Pablo Martinez Monsivais / AP
Hold it a second – didn’t they do that yesterday? It was all over the news – lawmakers on Thursday had a big vote on a bill that squeezed $38 billion out of Uncle Sam’s spending plans. It passed, by a vote of 260 to 167.
Are they reenacting the movie “Groundhog Day” in Washington, with everybody doing the same thing over and over until Bill Murray wakes up and sees his shadow? Did the danged bill get lost in traffic on its way to the White House, and now they have to pass it again so President Obama has something to sign?
No, and no again. They’re voting on something different today. It’s all part of a US federal budget process that’s as confusing as a teenager’s excuses and more tangled up than the syntax of Charlie Sheen.
We’ll try to explain. On Thursday, the House passed a bill that funds the US government for fiscal year 2011, the one that’s already occurring. That’s right – only in Washington do they keep fighting past fiscal deadlines and then make adjustments to a budget that government managers are already implementing. It’s a little bit like changing the size of the ice rink after the hockey game has started.
The bill that’s already passed is the one that President Obama and Speaker John Boehner have struggled over for so long. If it hadn’t passed, the government would have shut down because all their temporary funds would have expired. In the end, neither side got everything they wanted.
“Welcome to divided government,” said Speaker Boehner, following Thursday’s vote.
On Friday, the House is voting on something different – the budget for the next fiscal year, 2012.
Only they’re not voting on something that will set spending levels in a hard-and-fast manner. That would be too simple. No, under the rules of the budget process, they are voting on a non-binding resolution – a sort of promise about overall goals they will try and follow, both for 2012 and beyond, in that mythical land known to Washington budgeters as “the out years.”

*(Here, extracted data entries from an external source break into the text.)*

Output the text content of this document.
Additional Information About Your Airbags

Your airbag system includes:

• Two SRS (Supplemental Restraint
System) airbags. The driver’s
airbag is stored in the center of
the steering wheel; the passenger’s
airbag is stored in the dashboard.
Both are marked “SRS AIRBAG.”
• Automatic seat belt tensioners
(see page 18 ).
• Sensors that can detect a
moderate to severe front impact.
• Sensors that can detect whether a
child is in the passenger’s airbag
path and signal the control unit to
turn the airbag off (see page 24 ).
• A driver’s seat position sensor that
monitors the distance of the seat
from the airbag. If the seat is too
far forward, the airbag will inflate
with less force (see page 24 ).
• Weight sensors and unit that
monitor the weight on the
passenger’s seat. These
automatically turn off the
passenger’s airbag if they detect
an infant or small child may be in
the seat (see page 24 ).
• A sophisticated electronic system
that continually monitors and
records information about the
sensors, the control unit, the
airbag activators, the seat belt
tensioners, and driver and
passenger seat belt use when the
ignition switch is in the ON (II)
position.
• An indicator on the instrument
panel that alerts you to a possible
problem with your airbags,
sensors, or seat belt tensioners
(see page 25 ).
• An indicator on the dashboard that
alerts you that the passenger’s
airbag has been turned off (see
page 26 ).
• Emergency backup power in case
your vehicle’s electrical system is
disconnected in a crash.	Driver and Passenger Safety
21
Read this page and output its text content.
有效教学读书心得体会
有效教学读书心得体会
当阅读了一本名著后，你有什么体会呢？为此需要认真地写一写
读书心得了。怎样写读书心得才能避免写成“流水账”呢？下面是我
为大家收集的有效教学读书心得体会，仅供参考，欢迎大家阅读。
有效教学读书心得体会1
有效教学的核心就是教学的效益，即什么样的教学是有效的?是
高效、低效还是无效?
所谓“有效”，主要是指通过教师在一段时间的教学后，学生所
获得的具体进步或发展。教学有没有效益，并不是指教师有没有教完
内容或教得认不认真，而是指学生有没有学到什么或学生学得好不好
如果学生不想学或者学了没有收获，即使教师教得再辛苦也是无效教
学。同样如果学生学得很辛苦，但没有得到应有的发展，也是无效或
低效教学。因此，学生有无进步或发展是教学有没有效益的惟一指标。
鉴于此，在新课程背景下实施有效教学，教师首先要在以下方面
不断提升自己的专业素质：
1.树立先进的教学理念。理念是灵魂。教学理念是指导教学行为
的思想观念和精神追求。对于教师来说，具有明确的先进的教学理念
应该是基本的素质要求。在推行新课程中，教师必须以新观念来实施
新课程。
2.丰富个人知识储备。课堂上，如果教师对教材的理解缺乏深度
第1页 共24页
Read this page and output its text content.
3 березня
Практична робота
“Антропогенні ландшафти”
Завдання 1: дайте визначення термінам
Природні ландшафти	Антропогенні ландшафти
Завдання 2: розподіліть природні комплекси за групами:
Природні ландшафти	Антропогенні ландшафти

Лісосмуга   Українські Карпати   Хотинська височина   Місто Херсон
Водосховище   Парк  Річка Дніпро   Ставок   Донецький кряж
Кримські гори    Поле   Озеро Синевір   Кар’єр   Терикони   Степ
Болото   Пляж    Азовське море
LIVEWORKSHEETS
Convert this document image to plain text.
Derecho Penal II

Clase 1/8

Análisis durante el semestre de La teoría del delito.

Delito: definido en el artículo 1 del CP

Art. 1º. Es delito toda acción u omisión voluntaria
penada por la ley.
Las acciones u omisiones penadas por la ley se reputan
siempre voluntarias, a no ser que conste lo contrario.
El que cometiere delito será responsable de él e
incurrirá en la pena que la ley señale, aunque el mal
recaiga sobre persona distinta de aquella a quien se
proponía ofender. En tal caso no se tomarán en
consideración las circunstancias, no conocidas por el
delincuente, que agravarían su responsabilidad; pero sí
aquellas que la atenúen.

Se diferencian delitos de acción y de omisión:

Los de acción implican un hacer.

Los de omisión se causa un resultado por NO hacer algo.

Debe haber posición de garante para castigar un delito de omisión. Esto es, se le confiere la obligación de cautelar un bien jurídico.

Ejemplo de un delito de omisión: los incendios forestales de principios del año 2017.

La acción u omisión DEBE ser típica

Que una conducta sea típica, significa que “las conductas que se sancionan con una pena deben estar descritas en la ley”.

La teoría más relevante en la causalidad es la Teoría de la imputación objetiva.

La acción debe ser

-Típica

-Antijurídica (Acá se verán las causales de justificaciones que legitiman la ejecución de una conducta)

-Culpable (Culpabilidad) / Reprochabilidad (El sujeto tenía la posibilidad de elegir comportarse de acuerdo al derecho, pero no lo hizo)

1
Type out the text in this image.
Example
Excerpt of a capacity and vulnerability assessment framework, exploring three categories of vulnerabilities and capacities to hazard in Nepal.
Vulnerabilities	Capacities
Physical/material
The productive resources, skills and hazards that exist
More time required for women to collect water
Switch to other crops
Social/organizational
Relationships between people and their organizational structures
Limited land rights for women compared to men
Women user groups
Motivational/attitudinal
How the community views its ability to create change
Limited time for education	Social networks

The resolution isn’t law itself. The President doesn’t get to sign it (or veto it). But it sets the stage for lots of things that might happen later in specific pieces of legislation.
Got that?
Specifically, Friday’s vote is on the GOP’s 2012-and-beyond budget outline drawn up by Budget Committee Chairman Paul Ryan (R) of Wisconsin. It would cut $6 trillion from federal spending over the next decade, compared to the competing outline submitted to Congress by President Obama in February.
Representative Ryan’s plan is the one that would change Medicare from a government entitlement program to a voucher-like system in which the US would help seniors buy private health insurance. To Republicans, it is something that shows they are serious about putting the nation’s fiscal house back in order.
“The biggest threat to Medicare is the status quo and the people defending it,” said Ryan on Thursday.
To Democrats, it is a drastic program that voters won’t like when they figure out its real effects.
“They force seniors to leave the Medicare program and go into the private insurance market where costs continue to rise day in and day out,” said Rep. Chris Van Hollen (D) of Maryland, the top Democrat on the House budget panel.